I have two sons William and Amasa and one daughter. Minerva, who have good homes in Paris, Idaho, and are comfortable, and I also have a comfortable home in Paris, although I spend my winters with the Doctors, Ezra and Edward, and their families in Ogden, as they feel that it is better for me to be down with them during the cold weather. I go home in April and generally stay until November. My health is pretty good and I am comfortable and happy in my old age, now being 75 years old. (1905.)

My daughter, Mrs. Woolley, has one son in Chicago studying medicine. His name is H. Smith Woolley. He is the oldest of my grandchildren and was born on the Hawaiian Islands, I now have six children living, four boys and two girls, also two boys and two girls who died as children, also thirty six grand children living and seven dead.

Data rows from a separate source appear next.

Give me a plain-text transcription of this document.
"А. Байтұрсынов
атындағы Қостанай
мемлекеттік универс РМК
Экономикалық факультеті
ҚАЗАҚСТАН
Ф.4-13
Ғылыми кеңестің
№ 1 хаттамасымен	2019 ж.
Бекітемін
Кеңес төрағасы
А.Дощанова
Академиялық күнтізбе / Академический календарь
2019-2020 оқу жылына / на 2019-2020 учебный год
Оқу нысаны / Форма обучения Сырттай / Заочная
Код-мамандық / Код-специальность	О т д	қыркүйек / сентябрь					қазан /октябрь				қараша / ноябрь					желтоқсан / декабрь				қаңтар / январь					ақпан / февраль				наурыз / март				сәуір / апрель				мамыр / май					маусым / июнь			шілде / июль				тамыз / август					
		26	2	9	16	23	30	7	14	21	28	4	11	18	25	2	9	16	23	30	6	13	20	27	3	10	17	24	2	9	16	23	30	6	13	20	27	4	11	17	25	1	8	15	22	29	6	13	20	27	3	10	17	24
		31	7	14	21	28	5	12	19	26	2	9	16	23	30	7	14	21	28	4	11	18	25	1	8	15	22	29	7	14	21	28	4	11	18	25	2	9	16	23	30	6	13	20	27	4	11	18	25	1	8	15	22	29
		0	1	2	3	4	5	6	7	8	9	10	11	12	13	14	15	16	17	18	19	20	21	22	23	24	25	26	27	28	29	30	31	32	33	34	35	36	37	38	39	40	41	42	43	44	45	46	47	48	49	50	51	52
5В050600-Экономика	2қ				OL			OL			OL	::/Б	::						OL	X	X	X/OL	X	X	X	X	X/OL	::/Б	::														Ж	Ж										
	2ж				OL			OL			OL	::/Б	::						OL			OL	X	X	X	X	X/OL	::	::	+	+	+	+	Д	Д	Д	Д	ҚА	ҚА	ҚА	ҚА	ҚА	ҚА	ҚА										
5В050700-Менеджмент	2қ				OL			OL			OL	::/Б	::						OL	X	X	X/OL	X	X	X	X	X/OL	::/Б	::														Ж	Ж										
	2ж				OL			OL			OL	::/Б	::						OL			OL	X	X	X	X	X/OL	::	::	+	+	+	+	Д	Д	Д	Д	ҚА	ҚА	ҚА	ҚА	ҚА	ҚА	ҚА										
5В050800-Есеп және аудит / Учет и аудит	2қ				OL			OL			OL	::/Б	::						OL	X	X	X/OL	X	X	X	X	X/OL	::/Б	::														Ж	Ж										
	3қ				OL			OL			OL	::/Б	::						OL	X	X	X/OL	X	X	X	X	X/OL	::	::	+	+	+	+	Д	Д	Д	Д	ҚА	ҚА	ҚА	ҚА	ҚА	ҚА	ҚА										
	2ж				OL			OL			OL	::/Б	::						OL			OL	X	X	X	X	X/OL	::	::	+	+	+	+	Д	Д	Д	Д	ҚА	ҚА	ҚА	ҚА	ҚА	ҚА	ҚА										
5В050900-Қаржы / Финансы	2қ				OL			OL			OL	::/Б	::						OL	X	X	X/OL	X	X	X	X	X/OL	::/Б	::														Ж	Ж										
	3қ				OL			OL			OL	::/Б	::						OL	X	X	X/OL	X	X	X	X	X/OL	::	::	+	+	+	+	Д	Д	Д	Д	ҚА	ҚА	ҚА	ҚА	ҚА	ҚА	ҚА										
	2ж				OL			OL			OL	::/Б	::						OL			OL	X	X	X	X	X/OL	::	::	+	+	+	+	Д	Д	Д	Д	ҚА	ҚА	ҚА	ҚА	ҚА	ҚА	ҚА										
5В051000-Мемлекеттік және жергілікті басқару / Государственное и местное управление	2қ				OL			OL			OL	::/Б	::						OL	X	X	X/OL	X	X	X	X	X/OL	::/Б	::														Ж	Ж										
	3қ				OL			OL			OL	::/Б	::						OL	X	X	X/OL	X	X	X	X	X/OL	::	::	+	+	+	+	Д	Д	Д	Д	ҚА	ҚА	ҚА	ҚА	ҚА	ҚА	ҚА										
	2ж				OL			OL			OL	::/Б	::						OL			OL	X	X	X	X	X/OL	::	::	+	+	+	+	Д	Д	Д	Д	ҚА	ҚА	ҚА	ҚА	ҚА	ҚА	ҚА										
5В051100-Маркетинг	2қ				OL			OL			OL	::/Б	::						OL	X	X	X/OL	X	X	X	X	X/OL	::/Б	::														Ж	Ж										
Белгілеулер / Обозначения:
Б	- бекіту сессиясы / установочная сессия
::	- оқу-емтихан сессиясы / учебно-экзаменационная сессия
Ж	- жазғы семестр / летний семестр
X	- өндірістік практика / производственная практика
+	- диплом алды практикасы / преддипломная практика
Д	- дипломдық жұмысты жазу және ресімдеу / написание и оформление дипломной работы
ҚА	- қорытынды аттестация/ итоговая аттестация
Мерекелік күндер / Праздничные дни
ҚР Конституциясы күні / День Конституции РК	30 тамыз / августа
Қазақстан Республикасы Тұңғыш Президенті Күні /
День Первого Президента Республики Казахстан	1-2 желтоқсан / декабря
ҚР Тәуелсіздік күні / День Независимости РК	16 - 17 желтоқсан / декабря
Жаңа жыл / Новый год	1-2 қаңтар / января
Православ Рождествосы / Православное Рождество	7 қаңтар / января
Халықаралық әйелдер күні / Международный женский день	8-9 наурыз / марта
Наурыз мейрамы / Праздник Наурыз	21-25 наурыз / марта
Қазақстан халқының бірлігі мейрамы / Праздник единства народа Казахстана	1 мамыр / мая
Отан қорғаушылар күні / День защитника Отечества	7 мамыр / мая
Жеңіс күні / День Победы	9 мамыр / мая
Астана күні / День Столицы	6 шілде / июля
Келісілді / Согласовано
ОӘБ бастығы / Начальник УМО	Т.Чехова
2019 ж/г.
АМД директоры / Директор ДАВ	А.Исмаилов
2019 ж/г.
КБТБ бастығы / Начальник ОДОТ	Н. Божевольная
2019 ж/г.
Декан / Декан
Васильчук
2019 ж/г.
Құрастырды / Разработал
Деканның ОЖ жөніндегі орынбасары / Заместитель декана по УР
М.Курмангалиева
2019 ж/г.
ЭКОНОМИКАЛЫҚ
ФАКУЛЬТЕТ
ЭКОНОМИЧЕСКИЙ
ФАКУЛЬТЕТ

I also have six great grand. children living.



It is now ( December 1951, ) one hundred and twenty-two years since Mother’s birth and thirty-nine years since she passed to her reward.
She now has 349 blood descendants as follows : Ten children of her own. Six of whom grew to maturity. Their names and number of their descendants are as follows : Mary Ann ( Mrs. :F A. Pomery ) 7; William L., 172; Minerva ( Mrs. H. S. Wooley) 35; Amasa M., 56; Ezra C., 19 and Edward I., 50. All healthy, robust posterity. All belong to the Church of Jesus Christ of Latter-Day Saints except four and they have lived away from Utah and the Church always.

Various church, civic and national positions are held or have been held, as follows : One president of Stake, and later Patriarch; four Bishops; twenty-five missionaries — representing sixty-three years of missionary work without financial compensation and at their own expense; 16 are Doctors ( I3 M.D,’s., 2 D.D.S.’s. and 1 Ph.D. ) ; 3 graduate nurses; 9 stenographers; 4 lawyers 1 dairy specialist for State of Utah; 1 soil conservation specialist for State of Utah; 1 West Point graduate — now in U. S. Navy; 16 school teachers; S librarians; several musicians (vocal and instrumental); 20 are serving or have seen military service — one is a Colonel; one son served as state senator; one as assessor. and collector in a county; one as sheriff, one as city judge etc. All are honorable citizens in the communities in which they live.

Mother was deprived of her dear and courageous mother by death when only twelve years of age, but the mothers courage and devotion and determination was transmitted to the daughter and remained with her to the end of her days. Throughout her long life, attended by many hardships and privations, she never faltered in her faith or weakened in her testimony of the Divinity of the mission of the Prophet Joseph Smith and his successors. She lived and died a true Latter-Day Saint. May the love and affection that has ever prevailed here continue on throughout eternity.
Edward I. Rich, M. D.

P.S. Great credit is due Zula Rich Cole for her help in this compilation.